In 2015, data revealing an unusual spike in stillbirths and neonatal deaths at the hospital triggered an investigation. On behalf of the government, leading obstetrician Euan Wallace examined the deaths and found a range of problems may have contributed to them.

Professor Wallace pointed to misuse and misinterpretation of fetal surveillance; inadequate staffing to support midwifery education; a lack of out-of-hours and emergency paediatric cover for neonatal resuscitation; and a lack of formal expert multidisciplinary review of deaths and injuries in the maternity unit.

“The clinical governance framework has not enabled the health service to monitor and respond to adverse clinical outcomes in a timely manner,” he wrote in an executive summary of the report.  

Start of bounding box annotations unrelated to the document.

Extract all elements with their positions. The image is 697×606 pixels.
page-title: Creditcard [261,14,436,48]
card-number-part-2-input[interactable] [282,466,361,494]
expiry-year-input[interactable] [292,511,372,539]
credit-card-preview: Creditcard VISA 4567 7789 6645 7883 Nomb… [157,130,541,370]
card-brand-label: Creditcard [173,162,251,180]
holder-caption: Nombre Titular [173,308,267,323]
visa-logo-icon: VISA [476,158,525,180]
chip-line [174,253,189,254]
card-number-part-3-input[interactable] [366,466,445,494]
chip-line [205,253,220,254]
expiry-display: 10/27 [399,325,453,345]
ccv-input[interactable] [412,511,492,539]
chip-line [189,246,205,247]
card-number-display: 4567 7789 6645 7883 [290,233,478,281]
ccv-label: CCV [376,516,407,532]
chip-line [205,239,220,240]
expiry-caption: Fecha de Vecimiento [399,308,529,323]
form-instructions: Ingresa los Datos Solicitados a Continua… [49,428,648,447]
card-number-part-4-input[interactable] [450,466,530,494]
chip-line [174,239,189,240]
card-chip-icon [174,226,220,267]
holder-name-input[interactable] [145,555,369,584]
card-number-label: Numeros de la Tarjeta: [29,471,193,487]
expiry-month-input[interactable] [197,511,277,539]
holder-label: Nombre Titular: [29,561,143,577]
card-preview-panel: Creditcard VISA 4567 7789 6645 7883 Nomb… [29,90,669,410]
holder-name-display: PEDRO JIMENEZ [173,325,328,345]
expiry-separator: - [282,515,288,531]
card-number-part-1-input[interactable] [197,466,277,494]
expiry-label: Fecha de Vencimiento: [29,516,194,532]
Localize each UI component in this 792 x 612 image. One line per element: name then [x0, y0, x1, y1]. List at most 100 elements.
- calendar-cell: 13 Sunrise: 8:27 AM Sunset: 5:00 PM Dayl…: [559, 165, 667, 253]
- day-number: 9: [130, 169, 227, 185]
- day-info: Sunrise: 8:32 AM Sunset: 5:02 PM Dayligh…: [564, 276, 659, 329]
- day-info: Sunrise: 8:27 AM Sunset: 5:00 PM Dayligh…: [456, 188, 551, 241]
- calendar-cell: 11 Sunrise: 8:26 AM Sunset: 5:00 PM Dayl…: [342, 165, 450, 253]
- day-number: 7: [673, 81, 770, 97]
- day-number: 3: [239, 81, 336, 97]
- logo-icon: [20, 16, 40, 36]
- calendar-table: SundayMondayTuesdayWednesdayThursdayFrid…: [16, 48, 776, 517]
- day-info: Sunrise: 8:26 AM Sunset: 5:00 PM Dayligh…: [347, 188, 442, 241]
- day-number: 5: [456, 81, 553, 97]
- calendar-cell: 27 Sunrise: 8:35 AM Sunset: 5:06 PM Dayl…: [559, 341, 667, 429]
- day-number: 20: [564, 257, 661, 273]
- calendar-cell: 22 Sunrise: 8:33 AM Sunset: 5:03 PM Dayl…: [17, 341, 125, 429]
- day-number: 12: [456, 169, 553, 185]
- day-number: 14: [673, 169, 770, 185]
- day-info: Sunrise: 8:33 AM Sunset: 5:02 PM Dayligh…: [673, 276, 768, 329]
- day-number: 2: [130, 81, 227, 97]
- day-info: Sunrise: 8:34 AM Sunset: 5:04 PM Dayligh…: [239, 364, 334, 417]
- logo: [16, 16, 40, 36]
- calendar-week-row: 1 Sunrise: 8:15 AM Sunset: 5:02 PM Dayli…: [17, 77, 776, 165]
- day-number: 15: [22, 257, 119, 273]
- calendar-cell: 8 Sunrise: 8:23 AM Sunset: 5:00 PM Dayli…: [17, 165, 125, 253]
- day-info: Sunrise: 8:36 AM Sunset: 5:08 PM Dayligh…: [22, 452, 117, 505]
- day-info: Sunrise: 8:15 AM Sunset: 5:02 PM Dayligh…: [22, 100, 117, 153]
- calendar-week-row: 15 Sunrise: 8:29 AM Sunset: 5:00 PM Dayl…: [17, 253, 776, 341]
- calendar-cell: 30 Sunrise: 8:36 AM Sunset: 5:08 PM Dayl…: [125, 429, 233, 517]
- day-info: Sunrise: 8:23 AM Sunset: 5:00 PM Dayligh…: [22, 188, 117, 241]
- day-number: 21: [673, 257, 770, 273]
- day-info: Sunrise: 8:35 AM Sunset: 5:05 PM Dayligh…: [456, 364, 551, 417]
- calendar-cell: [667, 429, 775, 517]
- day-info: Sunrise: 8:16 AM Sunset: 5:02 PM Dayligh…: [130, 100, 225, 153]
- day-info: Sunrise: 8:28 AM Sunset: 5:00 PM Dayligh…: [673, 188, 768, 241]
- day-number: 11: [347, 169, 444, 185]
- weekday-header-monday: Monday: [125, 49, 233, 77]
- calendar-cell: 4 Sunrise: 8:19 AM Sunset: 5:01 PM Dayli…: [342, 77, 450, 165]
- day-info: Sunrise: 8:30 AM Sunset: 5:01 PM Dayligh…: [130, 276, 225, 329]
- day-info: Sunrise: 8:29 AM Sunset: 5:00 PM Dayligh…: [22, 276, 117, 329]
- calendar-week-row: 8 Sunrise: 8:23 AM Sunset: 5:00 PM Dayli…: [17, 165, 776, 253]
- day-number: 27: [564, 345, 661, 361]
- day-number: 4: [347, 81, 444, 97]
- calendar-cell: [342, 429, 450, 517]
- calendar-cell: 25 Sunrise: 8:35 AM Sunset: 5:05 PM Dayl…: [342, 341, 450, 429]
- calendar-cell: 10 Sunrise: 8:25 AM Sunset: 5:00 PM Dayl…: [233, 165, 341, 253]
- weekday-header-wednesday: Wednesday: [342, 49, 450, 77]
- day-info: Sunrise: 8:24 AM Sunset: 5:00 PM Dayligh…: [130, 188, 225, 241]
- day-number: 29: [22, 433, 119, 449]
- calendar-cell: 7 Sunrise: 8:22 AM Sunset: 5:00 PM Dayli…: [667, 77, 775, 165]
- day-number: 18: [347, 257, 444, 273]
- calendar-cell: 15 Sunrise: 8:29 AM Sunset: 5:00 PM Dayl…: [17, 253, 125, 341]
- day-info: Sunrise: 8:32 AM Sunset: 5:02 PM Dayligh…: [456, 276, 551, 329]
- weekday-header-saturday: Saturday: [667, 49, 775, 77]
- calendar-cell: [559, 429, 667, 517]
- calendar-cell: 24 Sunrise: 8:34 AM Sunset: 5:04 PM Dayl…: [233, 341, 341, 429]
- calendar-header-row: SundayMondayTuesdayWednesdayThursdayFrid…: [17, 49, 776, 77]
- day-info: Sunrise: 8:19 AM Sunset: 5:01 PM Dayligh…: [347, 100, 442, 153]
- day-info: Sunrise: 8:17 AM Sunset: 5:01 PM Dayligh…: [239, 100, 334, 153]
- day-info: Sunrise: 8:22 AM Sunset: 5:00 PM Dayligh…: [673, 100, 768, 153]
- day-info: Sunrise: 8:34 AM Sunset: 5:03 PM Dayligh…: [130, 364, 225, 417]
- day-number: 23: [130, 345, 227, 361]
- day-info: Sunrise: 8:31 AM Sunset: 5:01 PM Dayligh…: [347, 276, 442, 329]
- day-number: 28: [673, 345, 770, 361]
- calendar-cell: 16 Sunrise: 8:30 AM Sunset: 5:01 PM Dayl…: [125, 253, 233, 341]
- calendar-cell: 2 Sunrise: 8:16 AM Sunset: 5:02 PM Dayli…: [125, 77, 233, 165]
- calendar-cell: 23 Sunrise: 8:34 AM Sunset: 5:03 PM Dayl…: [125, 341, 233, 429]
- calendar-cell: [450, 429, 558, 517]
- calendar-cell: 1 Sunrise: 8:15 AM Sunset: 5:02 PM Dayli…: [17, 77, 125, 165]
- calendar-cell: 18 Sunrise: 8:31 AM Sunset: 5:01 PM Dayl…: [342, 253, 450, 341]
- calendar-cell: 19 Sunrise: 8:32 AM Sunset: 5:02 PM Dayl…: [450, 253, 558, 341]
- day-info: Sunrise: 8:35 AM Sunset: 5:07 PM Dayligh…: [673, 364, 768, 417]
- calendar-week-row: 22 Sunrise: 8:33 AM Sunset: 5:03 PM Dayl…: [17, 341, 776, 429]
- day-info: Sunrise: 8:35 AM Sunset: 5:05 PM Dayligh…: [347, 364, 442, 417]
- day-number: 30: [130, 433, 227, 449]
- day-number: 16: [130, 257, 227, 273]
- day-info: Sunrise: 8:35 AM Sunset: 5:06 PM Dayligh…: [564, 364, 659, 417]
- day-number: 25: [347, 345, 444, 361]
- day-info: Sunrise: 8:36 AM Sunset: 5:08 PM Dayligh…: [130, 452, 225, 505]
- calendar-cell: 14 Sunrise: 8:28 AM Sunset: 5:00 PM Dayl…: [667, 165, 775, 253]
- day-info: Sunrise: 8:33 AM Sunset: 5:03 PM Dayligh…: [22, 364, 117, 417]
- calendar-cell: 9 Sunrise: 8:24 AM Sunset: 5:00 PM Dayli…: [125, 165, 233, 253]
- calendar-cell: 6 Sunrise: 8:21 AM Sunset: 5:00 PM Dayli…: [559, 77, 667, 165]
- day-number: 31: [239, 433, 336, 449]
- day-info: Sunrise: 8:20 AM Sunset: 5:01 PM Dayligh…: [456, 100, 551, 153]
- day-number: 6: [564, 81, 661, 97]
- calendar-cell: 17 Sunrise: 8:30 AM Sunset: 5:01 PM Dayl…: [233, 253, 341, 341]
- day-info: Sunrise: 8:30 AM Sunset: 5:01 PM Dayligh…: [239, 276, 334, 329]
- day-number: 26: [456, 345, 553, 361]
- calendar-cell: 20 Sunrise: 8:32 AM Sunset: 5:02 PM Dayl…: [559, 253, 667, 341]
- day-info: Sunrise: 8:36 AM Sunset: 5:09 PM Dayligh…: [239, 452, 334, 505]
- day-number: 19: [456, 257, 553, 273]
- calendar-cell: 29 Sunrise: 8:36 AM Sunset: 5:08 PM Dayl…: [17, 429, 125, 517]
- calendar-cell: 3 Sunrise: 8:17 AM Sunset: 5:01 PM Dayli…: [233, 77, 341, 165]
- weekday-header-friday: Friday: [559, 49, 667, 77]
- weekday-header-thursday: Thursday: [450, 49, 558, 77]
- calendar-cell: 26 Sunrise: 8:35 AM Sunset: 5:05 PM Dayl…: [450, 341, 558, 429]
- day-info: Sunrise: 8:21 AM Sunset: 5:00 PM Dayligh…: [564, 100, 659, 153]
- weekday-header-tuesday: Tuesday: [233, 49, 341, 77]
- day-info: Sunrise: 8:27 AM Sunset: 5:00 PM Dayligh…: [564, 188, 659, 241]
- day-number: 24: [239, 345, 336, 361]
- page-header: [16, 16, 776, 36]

In October, Victorian Health Minister Jill Hennessy described the deaths as a “catastrophic event”, and one of the government’s advisers, Professor Jeremy Oats, said there had been “a team issue”. 

Dr Parhar said he did not want to comment on whether he had done anything wrong and when asked if he wanted to apologise for anything, he said: “I can’t really say anything … I really don’t know”.

When asked if the hospital had a lack of resources to cope with a near doubling of births between 2006 and 2013, Dr Parhar acknowledged the numbers had increased, but he did not highlight that as a problem.

He said nobody in the community had harassed him about the service’s failures, and that he wanted to move on.   

“I have no issues, the community knows me very well,” he said.

While Dr Parhar allowed his medical registration to lapse in July, saying he wanted to retire, the Australian Health Practitioner Regulation Agency is investigating him and an undisclosed number of other health professionals in response to Professor Wallace’s findings.

In 2013, AHPRA received a complaint about Dr Parhar, the details of which are unknown. The investigation took more than two years and Ms Hennessy said the Victorian Department of Health was not notified about it.

A review of deaths at Djerriwarrh Health Service prior to 2013 is being conducted by Professor Wallace. Its findings have not yet been made public.